Fiquei surpresa, afinal, o que leva um chanceler a perguntar isso a uma jornalista? Mas bastam alguns dias em Kiev e em contato com autoridades do governo de Zelensky para perceber a enorme frustração que existe em relação às posições, declarações e articulações do Brasil quando o assunto é guerra entre Rússia e Ucrânia. O governo ucraniano expressa permanentemente essa frustração, e diz não se resignar.

Kuleba encara o Brasil como um enorme desafio, ciente de que o governo Lula não fará nada que possa prejudicar seu histórico vínculo com a Rússia e, especialmente, com Vladimir Putin. A declaração conjunta sobre a guerra feita por Brasil e China durante a recente visita do assessor especial da Presidência Celso Amorim a Pequim apenas confirmou aos ucranianos o que eles já sabiam: Brasil e China, sócios da Rússia no Brics, não vão aderir a qualquer tipo de iniciativa que não inclua os russos.

Mas Kuleba pede respostas porque, apesar de compreender o cenário do ponto de vista geopolítico e diplomático, não desiste. Assessores de Zelensky mantêm contato com Amorim, e o governo ucraniano não perde as esperanças de que pelo menos o chanceler Mauro Vieira represente o Brasil na cúpula na Suíça. Fontes em Brasília asseguram que essa é uma hipótese pouco provável.

Fiz a mesma pergunta de Kuleba a essas fontes, e a resposta foi “essa pergunta está mal formulada, essa não é a questão”. O governo Lula, dizem as fontes brasileiras, “não é duro com a Ucrânia, pelo contrário. Desde janeiro de 2023, fomos a várias capitais europeias e conversamos com vários governos sobre a guerra, explicamos nossas posições e a inflexibilidade não é nossa, é do outro lado”. Sempre condenando a invasão da Rússia à Ucrânia em 24 de fevereiro de 2022, como o Brasil fez em votações na ONU, as fontes brasileiras defendem a importância de um elemento na equação que é considerado inadmissível por Zelensky e seus aliados: as preocupações da Rússia por sua própria segurança.

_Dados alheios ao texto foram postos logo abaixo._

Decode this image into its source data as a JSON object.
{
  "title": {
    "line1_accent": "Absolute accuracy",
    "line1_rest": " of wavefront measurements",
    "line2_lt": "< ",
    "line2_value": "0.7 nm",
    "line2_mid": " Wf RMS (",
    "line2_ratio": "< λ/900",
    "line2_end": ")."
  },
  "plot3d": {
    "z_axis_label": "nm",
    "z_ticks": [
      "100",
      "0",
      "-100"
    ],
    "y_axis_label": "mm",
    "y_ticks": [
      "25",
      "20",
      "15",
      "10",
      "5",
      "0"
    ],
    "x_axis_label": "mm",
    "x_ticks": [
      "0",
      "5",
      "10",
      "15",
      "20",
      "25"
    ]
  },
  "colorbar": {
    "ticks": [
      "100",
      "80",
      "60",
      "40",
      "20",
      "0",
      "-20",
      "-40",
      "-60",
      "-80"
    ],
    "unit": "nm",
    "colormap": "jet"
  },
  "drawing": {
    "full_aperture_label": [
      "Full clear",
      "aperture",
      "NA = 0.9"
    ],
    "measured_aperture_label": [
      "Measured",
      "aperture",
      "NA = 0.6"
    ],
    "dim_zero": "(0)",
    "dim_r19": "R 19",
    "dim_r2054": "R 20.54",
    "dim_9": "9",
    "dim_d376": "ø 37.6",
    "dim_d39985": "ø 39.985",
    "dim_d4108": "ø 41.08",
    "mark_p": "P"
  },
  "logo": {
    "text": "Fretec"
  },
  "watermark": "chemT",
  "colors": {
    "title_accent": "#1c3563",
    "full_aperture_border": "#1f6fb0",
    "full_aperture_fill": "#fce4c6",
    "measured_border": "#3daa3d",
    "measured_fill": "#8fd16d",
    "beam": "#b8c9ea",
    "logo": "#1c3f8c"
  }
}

Para o governo Lula, essas preocupações são legítimas, e é nesse ponto que surge uma diferença impossível de ser superada entre Brasil e Ucrânia. Para Kuleba, o governo Lula é “duro” com seu país. Para o Brasil, a Ucrânia, a União Europeia e os Estados Unidos se negam a incluir nas negociações questões consideradas importantes pela Rússia de Vladimir Putin.

O Brasil, frisam as fontes em Brasília, considera que a cúpula na Suíça “está fadada ao fracasso”, porque nada acontecerá se a Rússia não for ouvida. Em Kiev, as posições do governo Lula são difíceis de engolir, mas Zelensky e seus ministros dizem estar decididos a continuar tentando uma aproximação. Um convite para ir à cúpula presidencial do G20, no Rio, em novembro, é esperado pelos ucranianos. Contar com o apoio do argentino Milei, do chileno Boric e de outros chefes de Estado latino-americanos provoca um morno entusiasmo entre os ucranianos. A meta é Lula, porque Lula, dizem funcionários do governo Zelensky em conversas informais, “é quem pode fazer a diferença”.